Podemos, assim, responder à pergunta inicialmente formulada: que é o Panegírico do infante D. Pedro? Não é, como tem sido acreditado, um texto do século XV, mas sim uma construção de um erudito de finais do século XVIII, o Padre José Lopes de Mira, feita, isso sim, com base em materiais do século XV (uma versão da Crónica Geral de Espanha de 1344 e vários documentos e cartas da mesma época). O texto deste suposto Panegírico cumpriu, inicialmente, a função de introduzir e contextualizar a transcrição de um conjunto de documentos da época de Afonso V, dentro de um conjunto documental mais vasto. Posteriormente autonomizado pelo próprio Padre José Lopes de Mira, possivelmente a pedido de um outro erudito local (Cenáculo?), a sua função inicial perdeu-se. Em meados do século XX, dois estudiosos, Tejada Spínola e Luís da Silveira conheceram-no sob esta forma autónoma e, pelo conteúdo e pela linguagem, julgaram-no um texto quatrocentista. Silveira editou-o e, a partir daí, o estatuto do Panegírico como sendo um texto quatrocentista ficou canonizado.

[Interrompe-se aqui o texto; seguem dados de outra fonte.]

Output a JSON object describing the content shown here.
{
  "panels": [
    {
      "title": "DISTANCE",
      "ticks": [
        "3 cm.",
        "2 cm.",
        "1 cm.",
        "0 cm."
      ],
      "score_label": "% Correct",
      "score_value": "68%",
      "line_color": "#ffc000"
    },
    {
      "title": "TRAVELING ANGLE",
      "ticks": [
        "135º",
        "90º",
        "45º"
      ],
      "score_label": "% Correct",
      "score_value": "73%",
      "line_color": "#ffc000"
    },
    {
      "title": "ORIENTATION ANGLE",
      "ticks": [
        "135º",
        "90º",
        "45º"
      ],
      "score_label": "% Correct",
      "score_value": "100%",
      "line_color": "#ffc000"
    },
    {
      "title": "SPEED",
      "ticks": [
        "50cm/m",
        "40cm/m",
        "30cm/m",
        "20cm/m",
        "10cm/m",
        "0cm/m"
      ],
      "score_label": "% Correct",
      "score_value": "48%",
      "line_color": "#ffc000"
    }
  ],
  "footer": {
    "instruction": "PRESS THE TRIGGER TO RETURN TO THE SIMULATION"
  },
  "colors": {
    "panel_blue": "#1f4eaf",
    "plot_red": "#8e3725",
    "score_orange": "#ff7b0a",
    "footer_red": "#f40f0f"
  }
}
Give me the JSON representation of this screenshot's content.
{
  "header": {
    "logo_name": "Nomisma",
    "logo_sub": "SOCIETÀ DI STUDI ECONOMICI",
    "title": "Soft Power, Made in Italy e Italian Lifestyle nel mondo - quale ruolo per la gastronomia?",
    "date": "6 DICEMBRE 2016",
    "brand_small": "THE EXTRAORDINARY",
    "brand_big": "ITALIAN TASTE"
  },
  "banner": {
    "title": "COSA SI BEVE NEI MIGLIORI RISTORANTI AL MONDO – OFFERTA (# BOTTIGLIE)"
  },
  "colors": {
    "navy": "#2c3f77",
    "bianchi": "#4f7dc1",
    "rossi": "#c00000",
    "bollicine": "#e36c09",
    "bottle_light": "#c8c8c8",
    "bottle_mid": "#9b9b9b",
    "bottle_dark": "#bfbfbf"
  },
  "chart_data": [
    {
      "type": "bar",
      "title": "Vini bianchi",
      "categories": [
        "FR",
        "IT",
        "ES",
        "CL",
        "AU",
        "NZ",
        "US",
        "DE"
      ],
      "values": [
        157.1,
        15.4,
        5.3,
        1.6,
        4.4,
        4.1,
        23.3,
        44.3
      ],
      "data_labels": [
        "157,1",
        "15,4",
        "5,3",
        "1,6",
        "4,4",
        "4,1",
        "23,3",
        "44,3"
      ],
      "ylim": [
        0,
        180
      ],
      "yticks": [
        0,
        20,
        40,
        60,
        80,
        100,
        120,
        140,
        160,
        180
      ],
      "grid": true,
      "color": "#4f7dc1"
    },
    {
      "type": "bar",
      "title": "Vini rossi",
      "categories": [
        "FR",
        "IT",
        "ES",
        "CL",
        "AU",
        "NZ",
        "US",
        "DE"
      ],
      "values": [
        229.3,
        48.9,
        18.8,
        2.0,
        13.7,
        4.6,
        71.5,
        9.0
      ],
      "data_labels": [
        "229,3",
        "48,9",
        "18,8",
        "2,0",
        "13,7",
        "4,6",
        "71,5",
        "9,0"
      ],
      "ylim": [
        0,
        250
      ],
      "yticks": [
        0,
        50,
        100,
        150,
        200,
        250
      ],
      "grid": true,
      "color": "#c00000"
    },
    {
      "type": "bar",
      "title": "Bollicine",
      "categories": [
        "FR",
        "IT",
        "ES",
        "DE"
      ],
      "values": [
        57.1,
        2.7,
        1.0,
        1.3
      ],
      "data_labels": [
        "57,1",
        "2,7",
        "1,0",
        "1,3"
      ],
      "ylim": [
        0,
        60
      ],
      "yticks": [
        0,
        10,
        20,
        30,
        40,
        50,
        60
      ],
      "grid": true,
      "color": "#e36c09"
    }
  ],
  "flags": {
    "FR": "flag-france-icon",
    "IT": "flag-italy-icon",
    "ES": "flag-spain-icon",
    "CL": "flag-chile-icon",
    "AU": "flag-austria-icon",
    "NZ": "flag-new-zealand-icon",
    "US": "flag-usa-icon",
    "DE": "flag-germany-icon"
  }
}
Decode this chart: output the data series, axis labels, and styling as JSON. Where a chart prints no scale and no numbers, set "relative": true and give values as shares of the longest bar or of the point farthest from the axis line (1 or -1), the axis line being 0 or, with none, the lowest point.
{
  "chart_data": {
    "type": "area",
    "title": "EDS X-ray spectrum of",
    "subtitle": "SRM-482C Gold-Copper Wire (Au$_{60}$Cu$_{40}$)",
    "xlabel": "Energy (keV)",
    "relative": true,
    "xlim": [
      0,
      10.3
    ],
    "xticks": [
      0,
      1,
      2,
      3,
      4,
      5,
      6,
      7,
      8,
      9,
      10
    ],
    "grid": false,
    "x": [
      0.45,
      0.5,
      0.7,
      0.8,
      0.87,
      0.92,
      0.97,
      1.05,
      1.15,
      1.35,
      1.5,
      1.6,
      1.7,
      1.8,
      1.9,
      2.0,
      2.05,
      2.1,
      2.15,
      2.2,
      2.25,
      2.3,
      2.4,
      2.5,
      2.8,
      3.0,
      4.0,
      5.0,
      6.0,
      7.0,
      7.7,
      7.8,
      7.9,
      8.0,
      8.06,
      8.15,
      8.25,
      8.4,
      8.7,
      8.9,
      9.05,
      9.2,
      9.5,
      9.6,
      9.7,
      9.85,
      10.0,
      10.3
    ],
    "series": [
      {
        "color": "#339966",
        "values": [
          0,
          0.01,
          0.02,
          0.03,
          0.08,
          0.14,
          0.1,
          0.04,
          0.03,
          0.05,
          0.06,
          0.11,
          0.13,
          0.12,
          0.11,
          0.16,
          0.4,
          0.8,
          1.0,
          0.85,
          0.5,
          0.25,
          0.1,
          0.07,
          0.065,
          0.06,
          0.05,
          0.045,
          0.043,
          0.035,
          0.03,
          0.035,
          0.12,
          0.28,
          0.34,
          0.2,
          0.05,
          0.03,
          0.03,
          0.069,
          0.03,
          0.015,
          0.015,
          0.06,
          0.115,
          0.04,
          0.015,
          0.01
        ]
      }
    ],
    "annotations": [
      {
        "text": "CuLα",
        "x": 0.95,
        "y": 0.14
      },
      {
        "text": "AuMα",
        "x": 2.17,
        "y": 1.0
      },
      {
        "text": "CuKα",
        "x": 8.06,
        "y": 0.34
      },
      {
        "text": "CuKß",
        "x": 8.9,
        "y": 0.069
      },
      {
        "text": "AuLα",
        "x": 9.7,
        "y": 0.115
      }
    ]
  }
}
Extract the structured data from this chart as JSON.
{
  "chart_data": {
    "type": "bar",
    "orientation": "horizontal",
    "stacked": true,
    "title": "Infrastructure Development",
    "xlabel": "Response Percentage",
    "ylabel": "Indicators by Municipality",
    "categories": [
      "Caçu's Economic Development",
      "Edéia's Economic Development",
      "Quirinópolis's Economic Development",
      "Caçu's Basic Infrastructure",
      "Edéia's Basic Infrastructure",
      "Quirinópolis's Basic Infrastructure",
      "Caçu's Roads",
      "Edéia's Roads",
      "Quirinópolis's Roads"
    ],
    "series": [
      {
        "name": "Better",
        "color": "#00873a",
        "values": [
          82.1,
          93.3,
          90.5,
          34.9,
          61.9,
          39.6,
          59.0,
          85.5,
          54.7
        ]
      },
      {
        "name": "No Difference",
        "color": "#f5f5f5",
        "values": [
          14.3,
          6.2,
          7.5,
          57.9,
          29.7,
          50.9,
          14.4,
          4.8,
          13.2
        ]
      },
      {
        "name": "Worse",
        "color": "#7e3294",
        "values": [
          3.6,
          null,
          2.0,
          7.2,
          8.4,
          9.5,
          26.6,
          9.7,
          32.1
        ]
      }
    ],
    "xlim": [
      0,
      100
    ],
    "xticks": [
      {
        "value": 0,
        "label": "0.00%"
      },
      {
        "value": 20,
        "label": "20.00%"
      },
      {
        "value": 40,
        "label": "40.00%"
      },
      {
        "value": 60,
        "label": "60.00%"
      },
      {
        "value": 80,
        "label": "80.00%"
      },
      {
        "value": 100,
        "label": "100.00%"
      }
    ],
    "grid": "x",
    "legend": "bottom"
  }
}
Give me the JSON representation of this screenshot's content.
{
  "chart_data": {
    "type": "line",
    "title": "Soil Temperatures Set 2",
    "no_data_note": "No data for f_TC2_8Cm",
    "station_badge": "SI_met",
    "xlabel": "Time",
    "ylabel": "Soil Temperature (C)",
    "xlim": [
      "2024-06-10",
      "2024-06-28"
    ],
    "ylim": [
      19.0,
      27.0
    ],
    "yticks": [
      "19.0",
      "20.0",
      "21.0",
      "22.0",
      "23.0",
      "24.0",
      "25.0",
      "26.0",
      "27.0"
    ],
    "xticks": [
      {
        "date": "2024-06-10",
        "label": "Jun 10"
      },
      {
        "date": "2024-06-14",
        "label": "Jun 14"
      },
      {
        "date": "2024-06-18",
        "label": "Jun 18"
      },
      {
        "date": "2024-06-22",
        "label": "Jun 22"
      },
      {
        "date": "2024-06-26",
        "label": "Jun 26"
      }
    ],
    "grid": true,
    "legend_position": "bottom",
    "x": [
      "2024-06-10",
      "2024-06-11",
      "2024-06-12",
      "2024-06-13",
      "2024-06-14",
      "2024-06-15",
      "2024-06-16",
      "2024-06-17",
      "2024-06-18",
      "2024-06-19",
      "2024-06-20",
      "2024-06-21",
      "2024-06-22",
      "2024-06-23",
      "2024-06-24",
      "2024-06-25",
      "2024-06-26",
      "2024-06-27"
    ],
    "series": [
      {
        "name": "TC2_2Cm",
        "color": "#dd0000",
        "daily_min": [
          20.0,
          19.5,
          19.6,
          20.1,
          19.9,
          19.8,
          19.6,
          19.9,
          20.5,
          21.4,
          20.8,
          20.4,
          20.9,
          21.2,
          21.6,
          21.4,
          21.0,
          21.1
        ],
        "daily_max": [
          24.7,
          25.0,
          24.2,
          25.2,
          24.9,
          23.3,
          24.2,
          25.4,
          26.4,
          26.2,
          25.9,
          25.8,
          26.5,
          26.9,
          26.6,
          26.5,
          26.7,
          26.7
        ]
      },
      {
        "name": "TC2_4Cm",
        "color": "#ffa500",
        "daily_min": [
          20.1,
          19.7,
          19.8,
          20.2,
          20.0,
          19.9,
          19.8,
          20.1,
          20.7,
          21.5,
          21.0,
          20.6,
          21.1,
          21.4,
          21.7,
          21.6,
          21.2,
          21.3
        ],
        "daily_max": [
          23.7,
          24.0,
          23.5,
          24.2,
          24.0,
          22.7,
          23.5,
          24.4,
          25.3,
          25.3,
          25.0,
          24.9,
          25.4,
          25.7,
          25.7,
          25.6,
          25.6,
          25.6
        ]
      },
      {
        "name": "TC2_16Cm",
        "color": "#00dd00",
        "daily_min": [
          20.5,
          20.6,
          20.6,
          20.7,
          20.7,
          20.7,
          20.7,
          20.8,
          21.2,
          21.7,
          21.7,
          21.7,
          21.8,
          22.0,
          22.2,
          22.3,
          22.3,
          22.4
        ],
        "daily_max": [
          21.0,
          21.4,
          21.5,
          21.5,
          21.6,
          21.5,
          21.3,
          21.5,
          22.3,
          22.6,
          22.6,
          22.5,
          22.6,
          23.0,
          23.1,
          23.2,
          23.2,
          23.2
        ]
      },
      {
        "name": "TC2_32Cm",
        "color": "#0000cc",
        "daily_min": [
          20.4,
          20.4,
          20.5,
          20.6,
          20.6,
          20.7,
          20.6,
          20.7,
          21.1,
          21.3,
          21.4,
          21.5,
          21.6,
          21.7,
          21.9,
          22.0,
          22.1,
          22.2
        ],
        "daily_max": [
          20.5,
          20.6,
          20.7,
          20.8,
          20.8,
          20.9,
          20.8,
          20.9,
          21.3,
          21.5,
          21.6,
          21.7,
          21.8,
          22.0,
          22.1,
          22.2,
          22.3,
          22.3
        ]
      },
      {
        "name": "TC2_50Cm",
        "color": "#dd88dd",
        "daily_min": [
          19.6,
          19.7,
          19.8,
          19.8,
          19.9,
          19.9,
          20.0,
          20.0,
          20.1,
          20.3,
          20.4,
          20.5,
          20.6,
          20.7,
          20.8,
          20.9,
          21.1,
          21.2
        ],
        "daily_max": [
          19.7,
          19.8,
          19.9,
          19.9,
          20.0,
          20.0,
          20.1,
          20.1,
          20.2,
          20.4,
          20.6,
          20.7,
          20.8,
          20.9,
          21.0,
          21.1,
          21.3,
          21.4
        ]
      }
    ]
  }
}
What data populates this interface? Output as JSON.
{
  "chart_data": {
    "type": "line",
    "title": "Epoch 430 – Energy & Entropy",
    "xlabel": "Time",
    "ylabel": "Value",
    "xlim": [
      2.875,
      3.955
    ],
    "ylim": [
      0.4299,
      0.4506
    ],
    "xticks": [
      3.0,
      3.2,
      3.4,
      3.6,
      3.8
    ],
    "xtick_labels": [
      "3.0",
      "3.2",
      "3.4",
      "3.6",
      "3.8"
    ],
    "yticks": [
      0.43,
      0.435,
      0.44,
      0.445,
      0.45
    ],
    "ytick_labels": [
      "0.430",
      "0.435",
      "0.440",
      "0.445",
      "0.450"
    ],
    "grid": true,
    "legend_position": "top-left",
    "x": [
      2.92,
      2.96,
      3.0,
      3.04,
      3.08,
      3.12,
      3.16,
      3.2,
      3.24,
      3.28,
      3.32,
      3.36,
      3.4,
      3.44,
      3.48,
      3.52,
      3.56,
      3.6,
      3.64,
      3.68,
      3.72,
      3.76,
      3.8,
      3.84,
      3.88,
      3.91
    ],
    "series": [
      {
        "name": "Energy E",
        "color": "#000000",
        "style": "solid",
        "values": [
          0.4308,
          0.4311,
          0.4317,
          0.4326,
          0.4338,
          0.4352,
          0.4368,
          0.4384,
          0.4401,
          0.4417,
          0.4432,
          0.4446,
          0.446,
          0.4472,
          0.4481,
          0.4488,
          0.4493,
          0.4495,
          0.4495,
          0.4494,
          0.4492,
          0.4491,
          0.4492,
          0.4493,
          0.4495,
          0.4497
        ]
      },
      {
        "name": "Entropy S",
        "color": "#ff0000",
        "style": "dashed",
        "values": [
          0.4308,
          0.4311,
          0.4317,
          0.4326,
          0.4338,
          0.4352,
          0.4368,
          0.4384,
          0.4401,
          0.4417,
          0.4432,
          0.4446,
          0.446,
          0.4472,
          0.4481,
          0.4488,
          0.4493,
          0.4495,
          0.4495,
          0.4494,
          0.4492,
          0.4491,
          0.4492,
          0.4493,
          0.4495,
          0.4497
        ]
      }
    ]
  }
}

Podemos, por outro lado, identificar a «cronica antiga manuscrita» do «Cartorio da Camara» [de Évora] a partir da qual o Padre Lopes de Mira construiu o texto que viria a ser conhecido como o Panegírico do infante D. Pedro. Trata-se, certamente, do Cod. CV/2-23 da BPE [BITAGAP manid 1491], que permanece nessa cidade alentejana e é cópia do manuscrito original da versão condestabriana da Crónica de 1344, o ms. «Portugais 9 da Bibliothèque Nationale de France» [BITAGAP manid 1155].

Curiosamente, o Padre José Lopes de Mira não foi o primeiro erudito a utilizar a versão condestabriana da Crónica de 1344 para a construção de relatos históricos. Recentemente, o colega Pedro Pinto, da BITAGAP, localizou, num manuscrito do Palácio da Ajuda, em Lisboa, uma cópia do século XVIII da história dos reis de Portugal dessa mesma versão da Crónica de 1344, igualmente intercalada por diversos documentos e cartas. Está em curso um estudo desse manuscrito da Ajuda, e novas informações aparecerão em futuras atualizações de BITAGAP.

*Esta nota é dedicada ao André Filipe Oliveira da Silva, que, numa época em que me deslocava frequentemente a Évora, me chamou a atenção para os resumos históricos presentes no Livro do Padre José Lopes de Mira.